1. This is an application under Section 115, Civil P.C., for revision of an order passed by the Subordinate Judge, Aligarh, restoring an appeal which had been dismissed for default. It appears that in the appeal pending in the lower Court Bhojraj respondent died during pendency of the appeal. An application was made by the appellant that his legal representatives, Mt. Kalawati, Kishan Lal and Binda Prasad, be substituted for him. Notices were issued to these persons. Services were effected on Mt. Kalawati but not on the other two. The case was fixed for 20th November 1935, when the appellant failed to appear. The appeal was dismissed for default. Within 30 days of the dismissal, an application was made for restoration. In that application the names of Kishan Lal and Binda Prasad were mentioned but Mt. Kalawati was not mentioned. The lower Court accepted the allegations contained in an affidavit as regards the circumstances in which the appellant was prevented from appearing on 20th November 1935, and restored the appeal.
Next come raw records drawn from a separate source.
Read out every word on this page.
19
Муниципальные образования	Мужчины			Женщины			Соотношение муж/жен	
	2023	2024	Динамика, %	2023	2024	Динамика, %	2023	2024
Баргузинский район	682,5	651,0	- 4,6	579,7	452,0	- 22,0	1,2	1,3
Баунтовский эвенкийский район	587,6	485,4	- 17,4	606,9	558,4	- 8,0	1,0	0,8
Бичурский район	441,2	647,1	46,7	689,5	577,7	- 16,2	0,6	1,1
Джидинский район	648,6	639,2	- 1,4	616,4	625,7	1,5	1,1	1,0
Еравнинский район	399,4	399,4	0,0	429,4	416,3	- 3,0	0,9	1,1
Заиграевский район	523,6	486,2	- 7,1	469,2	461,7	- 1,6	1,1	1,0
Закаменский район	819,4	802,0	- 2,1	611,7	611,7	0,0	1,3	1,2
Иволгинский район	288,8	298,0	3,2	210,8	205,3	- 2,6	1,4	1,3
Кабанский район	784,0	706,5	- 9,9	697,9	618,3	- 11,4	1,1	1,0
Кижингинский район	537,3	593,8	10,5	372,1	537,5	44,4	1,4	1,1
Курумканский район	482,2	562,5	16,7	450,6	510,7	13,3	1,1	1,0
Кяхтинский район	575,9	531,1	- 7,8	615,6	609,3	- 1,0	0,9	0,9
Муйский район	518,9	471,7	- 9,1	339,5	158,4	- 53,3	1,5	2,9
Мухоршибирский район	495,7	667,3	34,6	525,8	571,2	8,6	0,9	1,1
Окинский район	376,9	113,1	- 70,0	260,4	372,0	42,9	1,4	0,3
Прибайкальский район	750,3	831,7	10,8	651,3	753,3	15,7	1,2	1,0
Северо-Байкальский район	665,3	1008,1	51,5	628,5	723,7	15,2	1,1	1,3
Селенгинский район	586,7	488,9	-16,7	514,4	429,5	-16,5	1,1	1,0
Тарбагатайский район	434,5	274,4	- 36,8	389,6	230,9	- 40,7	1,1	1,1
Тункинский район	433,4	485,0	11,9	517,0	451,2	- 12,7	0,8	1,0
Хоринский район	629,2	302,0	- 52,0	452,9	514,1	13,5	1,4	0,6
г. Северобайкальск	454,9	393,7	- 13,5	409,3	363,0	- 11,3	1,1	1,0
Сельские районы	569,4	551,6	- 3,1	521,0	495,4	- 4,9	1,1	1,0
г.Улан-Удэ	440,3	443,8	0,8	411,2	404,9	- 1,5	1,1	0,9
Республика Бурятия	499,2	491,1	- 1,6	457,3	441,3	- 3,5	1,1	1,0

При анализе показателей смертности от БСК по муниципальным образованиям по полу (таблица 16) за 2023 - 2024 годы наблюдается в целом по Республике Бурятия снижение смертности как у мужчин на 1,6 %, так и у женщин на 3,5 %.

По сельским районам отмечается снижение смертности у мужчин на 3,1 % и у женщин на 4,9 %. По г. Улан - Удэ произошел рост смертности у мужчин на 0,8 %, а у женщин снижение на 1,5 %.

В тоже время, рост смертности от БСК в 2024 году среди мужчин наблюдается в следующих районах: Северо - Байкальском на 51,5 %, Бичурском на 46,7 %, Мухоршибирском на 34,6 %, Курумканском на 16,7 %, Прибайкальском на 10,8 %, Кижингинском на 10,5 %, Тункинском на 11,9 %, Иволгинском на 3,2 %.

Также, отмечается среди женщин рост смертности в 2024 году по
2. It is contended in revision that Mt. Kalawati not having been impleaded in the application for restoration within 30 days, it was barred by time as against her. I do not think this contention can be accepted. Under Order 41, Rule 19, Civil P.C., it is open to an appellant, whose appeal has been dismissed for default, 'to apply to the appellate Court for the re-admission of the appeal'. He did make such an application. There is nothing in the Civil Procedure Code which provides that the application should expressly implead a particular party. Ordinarily it is advisable to mention the names of all persons on whom notices of the application should be served; but if no names are mentioned and the record enables the Court to ascertain the names of persons to whom notice should be given and notice is in fact given, the application cannot be dismissed merely on the ground that names of some of the respondents were not mentioned in the heading of it and that therefore no application can be considered to have been made against such respondents within the period of limitation. As already stated, all that the law requires is that an application should be made in the appeal for its restoration. This was done in the present case, and notices should have been issued to all such parties to the appeal who were interested in opposing the application.

3. Another ground on which the revision is pressed is that no sufficient cause for non-appearance was proved by the appellant. The lower Court has accepted the allegations contained in the application for restoration and has held that there was sufficient cause. I cannot say that the lower Court acted illegally or with material irregularity in the exercise of its jurisdiction within the meaning of Section 115, Civil P.C. The application for revision is dismissed with costs.